Recombinant adenovirus encoding gp100 modulates experimental melanin-protein induced uveitis (EMIU)

Abstract

Experimental melanin-protein induced uveitis (EMIU) is a T-cell mediated autoimmune uveitis induced by immunization with bovine uveal melanin protein. Gp100, a melanocyte lineage-specific protein, is identified as a human melanoma antigen. A recombinant adenovirus construct encoding gp100 (Ad2CMV-gp100) has been used as a vaccine for cancer therapy. This study examines the effect of Ad2CMV-gp100 on EMIU. To induce EMIU, rats were injected intraperitoneally on day 7 before immunization with ad2CMV-gp100, control adenovirus encoding LacZ (Ad2CMV-LacZ), or no virus. On day 21 after immunization, the right eye was processed for histology and the left eye was analysed for cytokines by quantitative reverse transcriptase-polymerase chain reaction.

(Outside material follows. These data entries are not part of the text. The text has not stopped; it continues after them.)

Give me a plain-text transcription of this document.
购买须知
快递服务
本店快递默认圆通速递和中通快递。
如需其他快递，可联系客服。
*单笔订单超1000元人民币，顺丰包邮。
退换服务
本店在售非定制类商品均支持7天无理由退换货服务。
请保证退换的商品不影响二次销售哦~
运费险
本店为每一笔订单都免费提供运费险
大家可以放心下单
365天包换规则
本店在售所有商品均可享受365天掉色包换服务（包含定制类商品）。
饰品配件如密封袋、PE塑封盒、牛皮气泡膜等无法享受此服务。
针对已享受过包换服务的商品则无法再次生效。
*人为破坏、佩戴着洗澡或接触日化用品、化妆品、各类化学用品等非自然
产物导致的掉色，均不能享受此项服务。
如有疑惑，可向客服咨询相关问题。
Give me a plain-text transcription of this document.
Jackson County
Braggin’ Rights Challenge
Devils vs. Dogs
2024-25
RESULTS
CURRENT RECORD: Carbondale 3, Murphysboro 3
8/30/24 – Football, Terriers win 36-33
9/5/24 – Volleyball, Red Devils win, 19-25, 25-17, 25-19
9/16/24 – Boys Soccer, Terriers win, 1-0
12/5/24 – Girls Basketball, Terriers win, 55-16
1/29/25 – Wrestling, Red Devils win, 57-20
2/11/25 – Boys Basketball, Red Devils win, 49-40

Western blot analysis showed that uveal melanin-protein contains gp100. In three independent experiments, ocular inflammation was significantly suppressed, and expression of ocular IL-12p40 mRNA was much lower in the rats which received Ad2CMV-gp100 before immunization than in those that received Ad2CMV-LacZ or no virus. No abnormalities developed in rats which received Ad2CMV-gp100 or Ad2CMV-LacZ alone. Therefore, Ad2CMV-gp100 injection prevents the development of EMIU, at least in part, through cytokine regulation.